We also travelled along a road called the "Forgotten World Highway", with an expectation of meeting dinosaurs any time (it was that sort of landscape), non optional landslides, a suicidal goat and the best café in the world totally isolated in the middle of it (Kaieto café, address simply - midway Taumarunui to Stratford). We also sampled the local cuisine and just a little of the local fermented grape and grain (OK, I admit it, Andy and I were the ones who bought a whole crate of wine in Napier when others were buying a bottle [one bottle, what use is that???]). Interspersed with visits to our favourite shop the Warehouse!!



So, what did we dive? First up was an exhilarating zoom down the Waikato River at Taupo. We dived with Taupo Drift Diving Adventures (Casey on 0800 12 DIVE). I had to have the "want to dive" bit of the phone number forcibly explained to me by the teen brigade. The idea is you get in the river near the Taupo Bungy. You have to drift past it on the surface (I think they are worried about you coming across the bodies of unsuccessful jumpers…..) and then submerge. It's totally mad - a hurling mass of bodies going along! Casey really kept an eye on us, however. There are bits of smooth bottom where you can put your feet down and "ski", and rocks to zoom past and over, and trees (eeek)!). There are slow bits where you can get your breath back, and really fast bits! There are trout, and we found a toy from a well known burger chain that became our mascot for the rest of the trip.

We surfaced at the Hot Water springs, and despite the fact we all had drysuits, we really enjoyed the warmth. If you were in a wetsuit, I don't think you'd want to leave (experience from drift down river in Colorado!!). Much bemused hikers going by watching us. We then drifted down to the pick up point on the surface (and why don't you go back down? Because just downstream are the Huka falls, and you SERIOUSLY don't want to go down those by accident!!!!!).
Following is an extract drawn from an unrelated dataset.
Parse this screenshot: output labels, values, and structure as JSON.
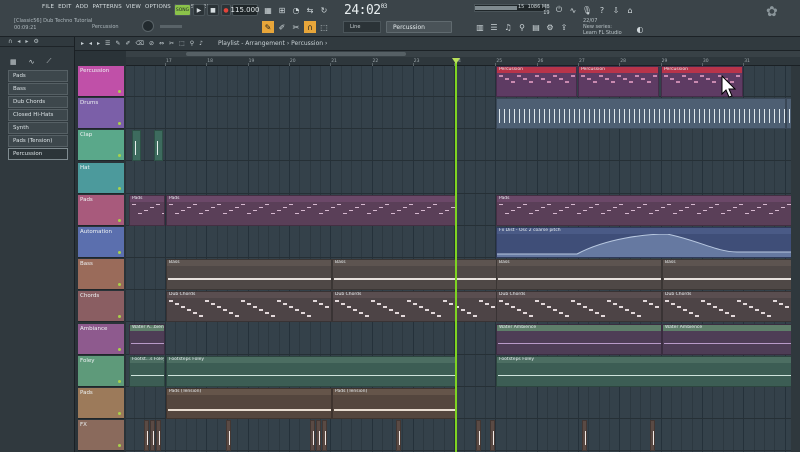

It was a real adrenaline rush!

Next up were 2 days up North. We had planned to dive out of Paihia, as that's where our accommodation was, but Dive Paihia had just changed hands and were building a new boat. So, we went a bit further down and did the Poor Knights again (we had done them before on our last trip 2 years previously) with Dive Tutukaka (0800 288 882, Website). A very professional organisation, with the reputation of having more boats than the NZ Navy!

Day one - they lied - a moderate 5 to 6 ft swell was rather more than that - waves from every direction, and more than 6 ft. Bruce and I "personfully" sat at the back and contemplated the horizon, whilst others, with more sea legs, laughed at us. The nice thing about the Poor Knights is there is always a lee side to dive on.

The first dive of the day was on a site called Crinoid Cliff. Viz a "poor 20m" (YAY!!) lots to see. Surprisingly, given name, lots of Crinoids!!! Stone Fish and the troops saw several moray eels, though we did not. The weather calmed down over lunch time, and the second dive was in Dutch cove. Seals on surface, though not underwater. Fish SOOOOO friendly, a Sandagger's wrasse let me stroke it and spent the whole dive close to us. Downside of dive a leaking octopus rig that they promised (and did !!!) to fix for me for next day's diving.

Day two, a much more benign day. Dive one on "Calypso Bay and the Magic Wall". Lots of Moray and nudibranch, lots of what they call Leatherjackets which look like triggerfish (but shoal). The Magic wall encrusted with tunicates etc, nice!! Dive two really special, inside Rikoriko cave. Supposedly where a damaged Japanese submarine spent several months repairing itself without being spotted (records from Japanese sources later) during the war, reputedly the largest sea cave in the world (no arguments from us on either count). Wonderful dive, looking into the blue and back into the cave. A HUGE crayfish, pair of rare Lord Howe Coral Fish. Bruce and Chris had fun as today they were let loose without a guide (but another poor Brit diver ended up with them - Andy, we are sorry!!!!!!). Back at base to stamp up dives, and one of our favourite bits - Chris is allowed to drive the MPV so we can have a nice bevvy in the bar before he drives back!!!!!